First, we need to stop competing with malls on malls' terms. Going down that road has killed more downtowns than it has helped.
And we need to stop catering to the needs of suburban residents. Yes, we can make DTSJ attractive to suburbanites, but that will only come with time.
Downtowns need (a) residents, (b) workers, (c) a balance between the two, (d) and to be a comfortable place to just be and just go outside for a walk.
Look at many of the great metros of the world. Yeah, there's the given skyscrapers and towering financial districts; they're impressive and look great on a post card or as part of a skyline. But so much life is found in shorter neighborhoods, 3-10 stories intermixed, with narrow streets and pedestrian paseos forming "outdoor rooms."
But SJ political leadership has been so focused on long-term visions that it has generally ignored that great places tend to be built incrementally, made great by generations of buildings and residents and businesses. Yes, those big anchors--think Whole Foods on the Alameda--help, but they're just the inflection point, the signal that it is now safe for bigger investors to come in; they are not the underlying changes that got us to that point.

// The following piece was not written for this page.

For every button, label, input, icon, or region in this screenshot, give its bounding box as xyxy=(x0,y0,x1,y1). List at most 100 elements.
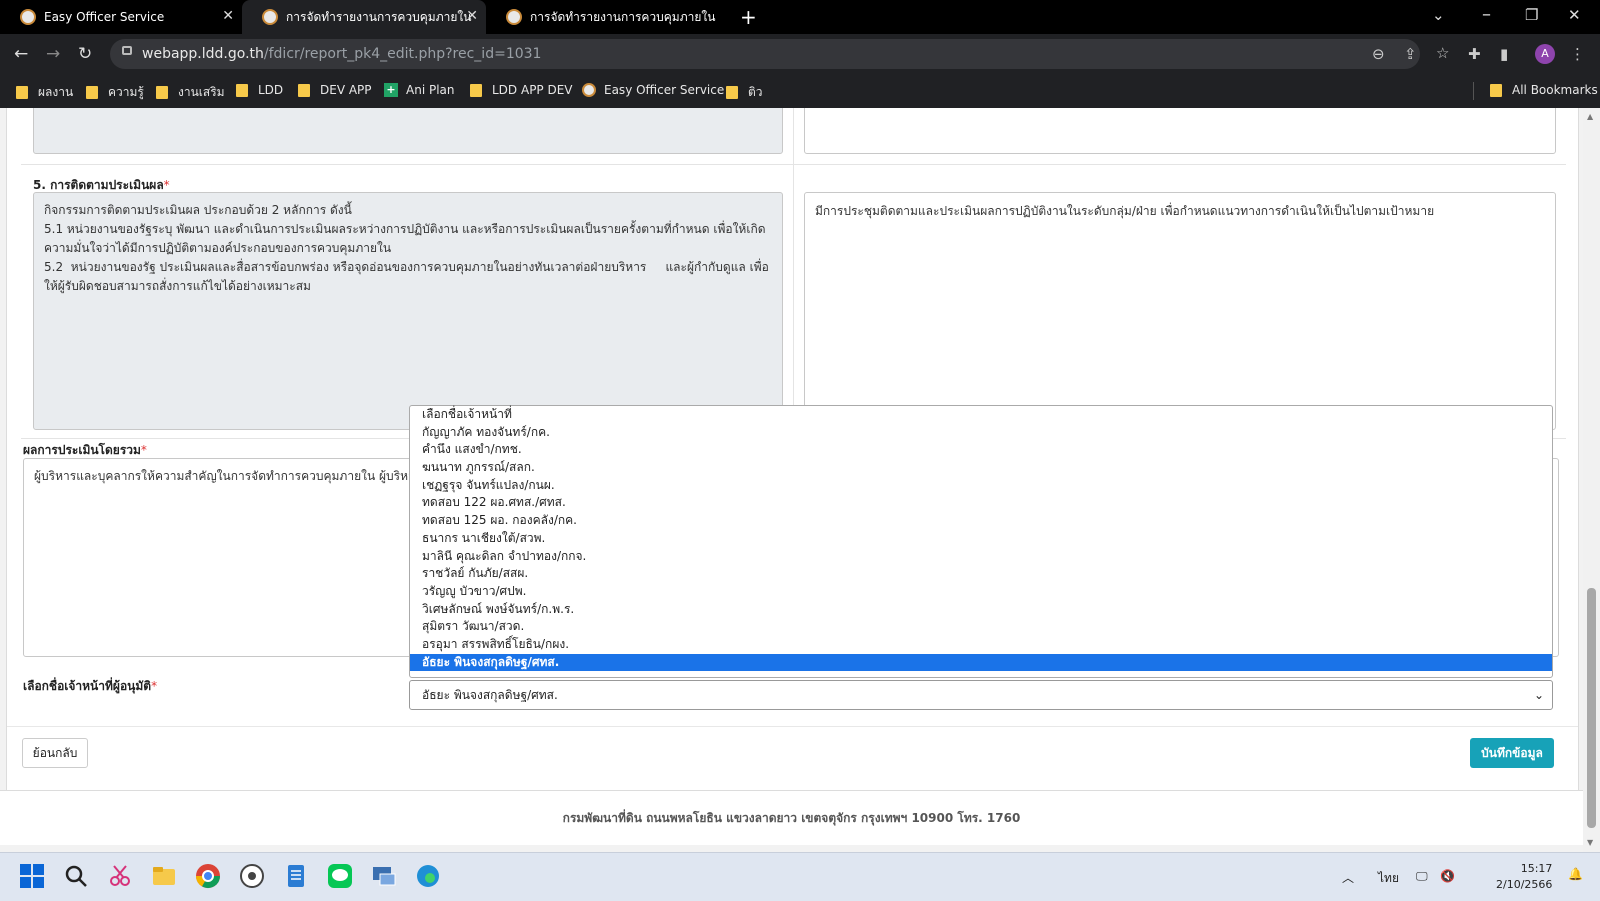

Once we try to master plan an area or otherwise hold it static, once we prevent adaptation over time, we get places that lose their charm and luster.
Santa Row is a nice simulacra of a european walkable district, sure. But, had it been placed downtown it would have been a walled garden of faux-urbanity, disconnected from the rest of the fabric of downtown. Like a black hole, it would have sucked up a lot of energy and left a no-man's land around it.
If anything, having it down W San Carlos rather than in downtown is better for downtown. It can serve as a secondary node between the two we have an obvious corridor to focus on and develop.